I've attached a plot of the intersection (highlighted in red) between the parabolic cylinder (orange) and the hyperbolic paraboloid (blue).
The arc length can be computed with a line integral, but first we'll need a parameterization for [tex]C[/tex]. This is easy enough to do. First fix any one variable. For convenience, choose [tex]x[/tex].
Now, [tex]x^2=2y\implies y=\dfrac{x^2}2[/tex], and [tex]3z=xy\implies z=\dfrac{x^3}6[/tex]. The intersection is thus parameterized by the vector-valued function
[tex]\mathbf r(x)=\left\langle x,\dfrac{x^2}2,\dfrac{x^3}6\right\rangle[/tex]
where [tex]0\le x\le 4[/tex]. The arc length is computed with the integral
[tex]\displaystyle\int_C\mathrm dS=\int_0^4\|\mathbf r'(x)\|\,\mathrm dx=\int_0^4\sqrt{x^2+\dfrac{x^4}4+\dfrac{x^6}{36}}\,\mathrm dx[/tex]
Some rewriting:
[tex]\sqrt{x^2+\dfrac{x^4}4+\dfrac{x^6}{36}}=\sqrt{\dfrac{x^2}{36}}\sqrt{x^4+9x^2+36}=\dfrac x6\sqrt{x^4+9x^2+36}[/tex]

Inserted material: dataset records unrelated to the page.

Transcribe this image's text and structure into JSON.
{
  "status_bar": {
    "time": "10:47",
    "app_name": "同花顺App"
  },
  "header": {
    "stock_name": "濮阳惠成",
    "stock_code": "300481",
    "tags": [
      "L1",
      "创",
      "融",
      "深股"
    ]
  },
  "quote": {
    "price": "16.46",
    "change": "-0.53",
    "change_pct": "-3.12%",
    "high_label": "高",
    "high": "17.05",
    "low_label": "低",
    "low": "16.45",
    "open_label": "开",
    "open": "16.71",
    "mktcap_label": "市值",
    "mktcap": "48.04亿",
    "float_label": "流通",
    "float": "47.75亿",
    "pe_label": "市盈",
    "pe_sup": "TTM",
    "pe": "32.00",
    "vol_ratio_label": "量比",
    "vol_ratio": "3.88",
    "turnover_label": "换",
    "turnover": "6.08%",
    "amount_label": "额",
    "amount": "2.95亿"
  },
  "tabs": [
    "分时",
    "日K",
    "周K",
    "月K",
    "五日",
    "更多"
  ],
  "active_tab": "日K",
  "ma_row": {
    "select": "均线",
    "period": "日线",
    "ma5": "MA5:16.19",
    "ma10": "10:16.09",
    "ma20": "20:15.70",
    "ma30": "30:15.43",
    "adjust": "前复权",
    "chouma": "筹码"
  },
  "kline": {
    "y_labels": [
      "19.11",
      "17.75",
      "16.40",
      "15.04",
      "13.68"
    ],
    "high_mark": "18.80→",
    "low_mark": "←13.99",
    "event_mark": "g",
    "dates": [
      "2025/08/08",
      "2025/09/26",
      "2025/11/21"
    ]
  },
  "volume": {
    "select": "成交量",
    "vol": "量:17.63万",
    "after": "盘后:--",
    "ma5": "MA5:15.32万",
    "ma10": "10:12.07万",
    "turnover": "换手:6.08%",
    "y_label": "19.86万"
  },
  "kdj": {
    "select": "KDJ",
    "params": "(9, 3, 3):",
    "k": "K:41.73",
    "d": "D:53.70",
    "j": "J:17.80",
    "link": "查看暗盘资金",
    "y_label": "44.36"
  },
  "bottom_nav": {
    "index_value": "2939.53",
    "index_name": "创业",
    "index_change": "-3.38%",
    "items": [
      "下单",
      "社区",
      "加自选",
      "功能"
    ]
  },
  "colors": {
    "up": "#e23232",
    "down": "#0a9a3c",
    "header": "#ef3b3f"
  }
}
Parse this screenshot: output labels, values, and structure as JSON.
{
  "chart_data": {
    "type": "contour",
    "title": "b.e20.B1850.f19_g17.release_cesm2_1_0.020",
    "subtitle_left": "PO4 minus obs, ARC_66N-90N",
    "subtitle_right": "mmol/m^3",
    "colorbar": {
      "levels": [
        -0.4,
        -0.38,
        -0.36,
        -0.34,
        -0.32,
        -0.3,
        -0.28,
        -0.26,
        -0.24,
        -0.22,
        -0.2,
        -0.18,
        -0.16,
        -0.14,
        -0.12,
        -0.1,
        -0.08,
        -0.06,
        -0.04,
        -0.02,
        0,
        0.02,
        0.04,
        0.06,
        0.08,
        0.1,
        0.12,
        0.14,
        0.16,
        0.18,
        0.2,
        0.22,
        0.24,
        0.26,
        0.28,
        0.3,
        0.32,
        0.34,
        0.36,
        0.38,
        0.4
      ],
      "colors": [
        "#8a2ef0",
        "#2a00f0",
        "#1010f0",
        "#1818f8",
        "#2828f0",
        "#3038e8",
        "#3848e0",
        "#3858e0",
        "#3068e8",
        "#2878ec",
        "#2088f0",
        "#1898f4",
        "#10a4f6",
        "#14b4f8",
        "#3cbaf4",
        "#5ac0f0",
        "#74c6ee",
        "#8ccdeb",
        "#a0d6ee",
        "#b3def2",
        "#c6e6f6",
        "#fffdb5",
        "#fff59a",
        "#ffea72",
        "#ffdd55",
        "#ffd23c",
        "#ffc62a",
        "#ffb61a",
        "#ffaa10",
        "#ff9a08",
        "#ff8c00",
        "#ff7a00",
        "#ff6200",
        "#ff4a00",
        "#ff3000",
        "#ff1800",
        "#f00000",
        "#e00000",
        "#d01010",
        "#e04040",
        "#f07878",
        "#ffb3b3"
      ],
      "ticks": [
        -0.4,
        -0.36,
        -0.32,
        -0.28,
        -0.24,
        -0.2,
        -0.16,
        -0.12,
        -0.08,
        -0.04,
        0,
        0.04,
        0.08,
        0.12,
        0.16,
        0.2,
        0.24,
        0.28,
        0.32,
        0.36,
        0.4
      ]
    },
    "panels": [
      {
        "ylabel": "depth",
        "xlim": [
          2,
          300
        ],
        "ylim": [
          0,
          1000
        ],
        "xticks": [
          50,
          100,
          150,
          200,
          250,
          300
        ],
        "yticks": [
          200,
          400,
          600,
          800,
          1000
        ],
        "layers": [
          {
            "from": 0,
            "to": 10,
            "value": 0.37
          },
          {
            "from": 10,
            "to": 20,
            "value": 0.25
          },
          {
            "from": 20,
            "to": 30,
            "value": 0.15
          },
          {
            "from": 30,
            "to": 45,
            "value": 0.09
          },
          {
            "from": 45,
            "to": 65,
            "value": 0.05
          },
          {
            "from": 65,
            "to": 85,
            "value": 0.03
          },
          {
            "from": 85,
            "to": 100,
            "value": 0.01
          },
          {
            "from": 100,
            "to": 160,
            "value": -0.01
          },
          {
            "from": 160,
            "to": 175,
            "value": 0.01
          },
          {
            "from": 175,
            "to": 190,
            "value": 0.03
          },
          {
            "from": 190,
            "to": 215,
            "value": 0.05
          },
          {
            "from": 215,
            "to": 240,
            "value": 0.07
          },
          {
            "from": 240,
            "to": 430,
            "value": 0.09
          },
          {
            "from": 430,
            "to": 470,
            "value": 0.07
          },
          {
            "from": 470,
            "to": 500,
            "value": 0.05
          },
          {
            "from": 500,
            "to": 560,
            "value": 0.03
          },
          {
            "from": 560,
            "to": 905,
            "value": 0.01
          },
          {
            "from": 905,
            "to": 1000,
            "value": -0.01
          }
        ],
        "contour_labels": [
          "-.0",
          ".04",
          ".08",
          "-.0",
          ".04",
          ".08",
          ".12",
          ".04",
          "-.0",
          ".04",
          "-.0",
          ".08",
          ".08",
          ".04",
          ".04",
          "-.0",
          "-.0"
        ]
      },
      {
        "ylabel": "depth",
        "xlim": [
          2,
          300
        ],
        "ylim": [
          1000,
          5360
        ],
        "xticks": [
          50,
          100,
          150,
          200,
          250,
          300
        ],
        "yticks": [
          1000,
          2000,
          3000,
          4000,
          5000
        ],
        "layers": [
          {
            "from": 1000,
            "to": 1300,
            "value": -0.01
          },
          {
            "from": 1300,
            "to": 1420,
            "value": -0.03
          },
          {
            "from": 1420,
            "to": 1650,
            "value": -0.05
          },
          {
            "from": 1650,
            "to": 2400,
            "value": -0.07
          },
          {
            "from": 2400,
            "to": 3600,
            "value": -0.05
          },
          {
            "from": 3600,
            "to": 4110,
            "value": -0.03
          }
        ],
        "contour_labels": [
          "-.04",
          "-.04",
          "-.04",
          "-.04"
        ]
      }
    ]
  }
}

Complete the square to get
[tex]x^4+9x^2+36=\left(x^2+\dfrac92\right)^2+\dfrac{63}4[/tex]
So in the integral, you can substitute [tex]y=x^2+\dfrac92[/tex] to get
[tex]\displaystyle\frac16\int_0^4x\sqrt{\left(x^2+\frac92\right)^2+\frac{63}4}\,\mathrm dx=\frac1{12}\int_{9/2}^{41/2}\sqrt{y^2+\frac{63}4}\,\mathrm dy[/tex]
Next substitute [tex]y=\dfrac{\sqrt{63}}2\tan z[/tex], so that the integral becomes
[tex]\displaystyle\frac1{12}\int_{9/2}^{41/2}\sqrt{y^2+\frac{63}4}\,\mathrm dy=\frac{21}{16}\int_{\arctan(3/\sqrt7)}^{\arctan(41/(3\sqrt7))}\sec^3z\,\mathrm dz[/tex]
This is a fairly standard integral (it even has its own Wiki page, if you're not familiar with the derivation):
[tex]\displaystyle\int\sec^3z\,\mathrm dz=\frac12\sec z\tan z+\frac12\ln|\sec x+\tan x|+C[/tex]
So the arc length is
[tex]\displaystyle\frac{21}{32}\left(\sec z\tan z+\ln|\sec x+\tan x|\right)\bigg|_{z=\arctan(3/\sqrt7)}^{z=\arctan(41/(3\sqrt7))}=\frac{21}{32}\ln\left(\frac{41+4\sqrt{109}}{21}\right)+\frac{41\sqrt{109}}{24}-\frac98[/tex]